At the same time the light begins to show a thin and very old man in Jacobean undress in the captain’s quarters. This is Sir Walter Raleigh. He is sixty-four. He has been ill for many months; he has only eight months or so to live.
He has been a free man for just under two years. For thirteen years before that, he had been a prisoner in the Tower of London, because of some trouble with the king. He has been released in order to go and find the gold mines of El Dorado in Guiana in South America. He has always said that these mines exist somewhere on the banks of the Orinoco, and he has always said he knows exactly where the mines are. Twenty-two years before, he had raided the Spanish island of Trinidad, which guarded the entrance to the Orinoco and El Dorado, and he had captured the Spanish conquistador, Berrio, the so-called governor of the province of El Dorado. He claimed to have plundered all the old conquistador’s knowledge about the golden territories. And he also claimed to have won over all the Indians of the region to his side. He has been let out to prove his point now, and he has accepted conditions that are like those of a game. If he finds gold, everything will be forgiven. He will be executed if he doesn’t find gold, or if he disturbs the Spaniards. Guiana is Spanish territory.
And now — in this land which in his mind and writings existed as a kind of Arcadia where he could be king of the Indians, ruler of a golden empire — he is a man under siege. The Indians avoid him. He cannot get the food he once wrote about, the sweet fresh-water fish from the fresh-water pools in the Pitch Lake. The Spaniards on Trinidad, few, but the advantage is with them, watch him. They have their muskets. They don’t fire recklessly. They wait, they take careful aim at forty paces, no more. He regularly loses one man, two men, when little parties go ashore to get pitch, good for caulking ships, or oysters, or food, or water. Food is running short for him.

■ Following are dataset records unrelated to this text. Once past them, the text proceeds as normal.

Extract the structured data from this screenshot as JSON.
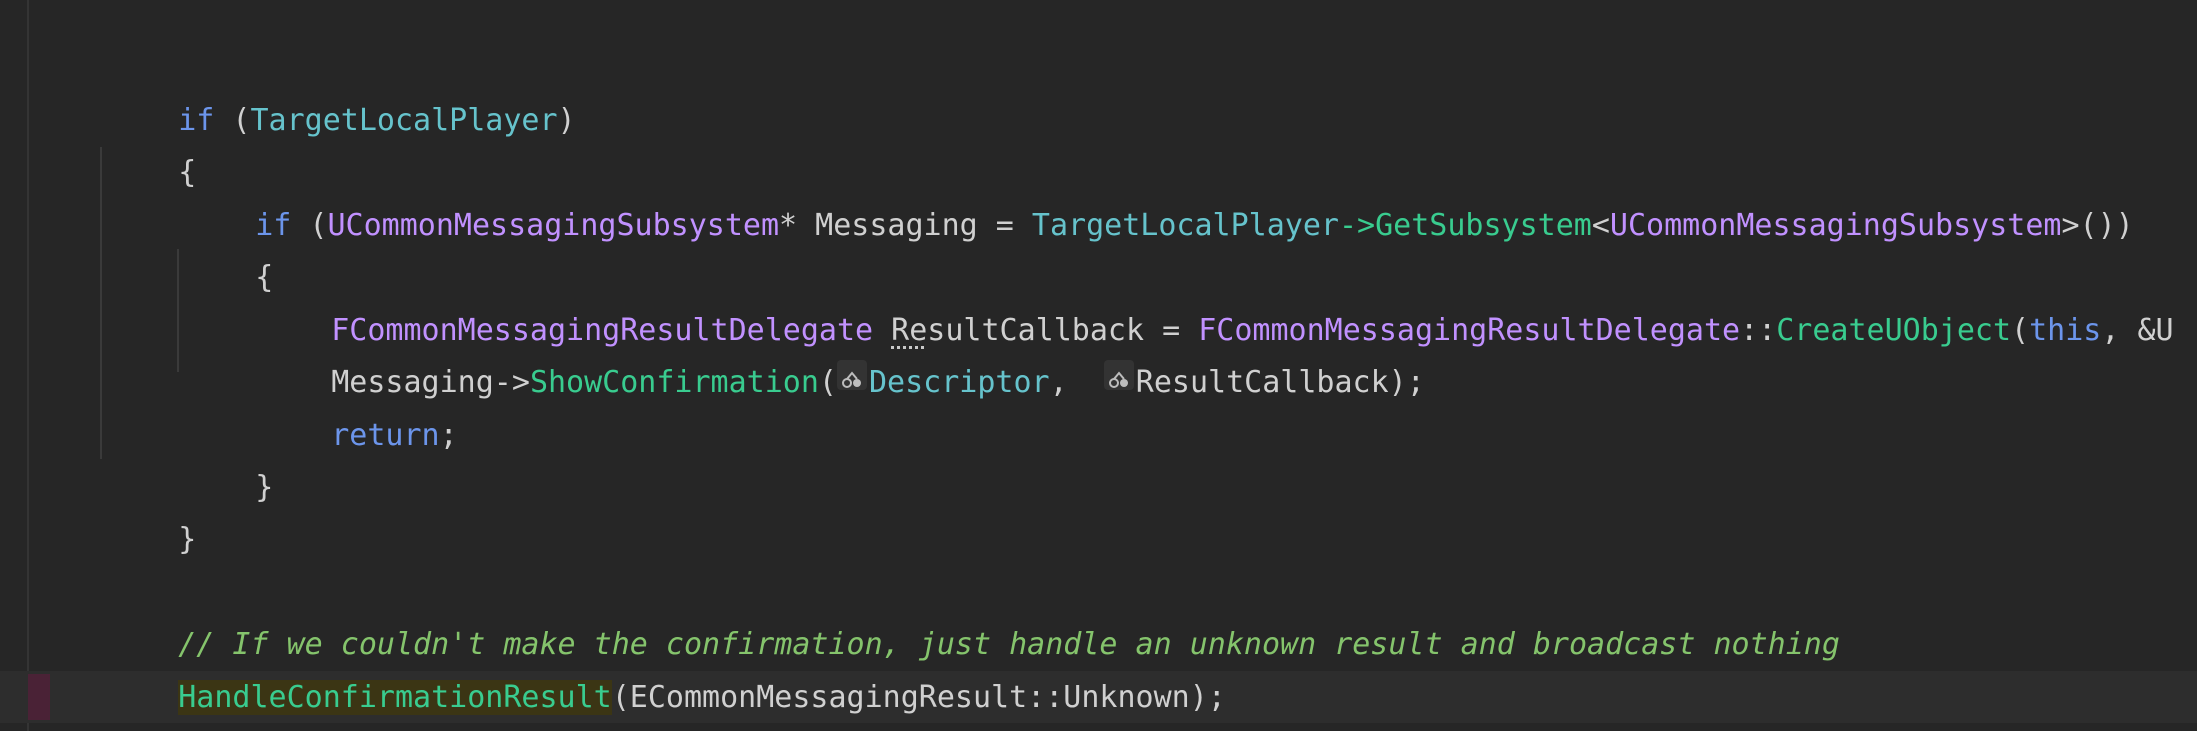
{
  "editor": {
    "lines": [
      {
        "t1": "if",
        "t2": " (",
        "t3": "TargetLocalPlayer",
        "t4": ")"
      },
      {
        "t1": "{"
      },
      {
        "t1": "if",
        "t2": " (",
        "t3": "UCommonMessagingSubsystem",
        "t4": "* Messaging = ",
        "t5": "TargetLocalPlayer",
        "t6": "->",
        "t7": "GetSubsystem",
        "t8": "<",
        "t9": "UCommonMessagingSubsystem",
        "t10": ">())"
      },
      {
        "t1": "{"
      },
      {
        "t1": "FCommonMessagingResultDelegate",
        "t2": " ",
        "t3": "Re",
        "t4": "sultCallback = ",
        "t5": "FCommonMessagingResultDelegate",
        "t6": "::",
        "t7": "CreateUObject",
        "t8": "(",
        "t9": "this",
        "t10": ", &U"
      },
      {
        "t1": "Messaging->",
        "t2": "ShowConfirmation",
        "t3": "(",
        "t4": "Descriptor",
        "t5": ",  ",
        "t6": "ResultCallback);"
      },
      {
        "t1": "return",
        "t2": ";"
      },
      {
        "t1": "}"
      },
      {
        "t1": "}"
      },
      {
        "t1": "// If we couldn't make the confirmation, just handle an unknown result and broadcast nothing"
      },
      {
        "t1": "HandleConfirmationResult",
        "t2": "(ECommonMessagingResult::Unknown);"
      },
      {
        "t1": "}"
      }
    ]
  },
  "icons": {
    "parameter_hint": "parameter-hint-icon"
  },
  "colors": {
    "background": "#262626",
    "keyword": "#6c95eb",
    "type": "#c191ff",
    "variable": "#66c3cc",
    "function": "#39cc8f",
    "comment": "#85c46c"
  }
}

As the weeks pass, and no news comes from the south, from that tributary of the Orinoco up which he has sent half of his gold-mine expedition, he feels bereft. The skiff he sent afterwards up the river to get news — with a captured Indian as pilot — hasn’t returned. The conviction grows on him that knowledge of what has happened up river has spread around these Indian villages. The Indians all speak Spanish now. They have no reason to ignore the Spaniards for the sake of Raleigh. Raleigh has stayed away for twenty-two years, after all. And again it was to get news, as much as to get fresh food, the fish from the pools in the hard asphalt of the Pitch Lake, La Brea, and the delicate, “fat” flesh of the “pheasants” of the country, that he allowed the second of the three Indians he captured — secret Spanish-speakers, and possibly in league with the Spaniards in Trinidad and on the mainland — to go ashore, leaving his friend behind as a hostage.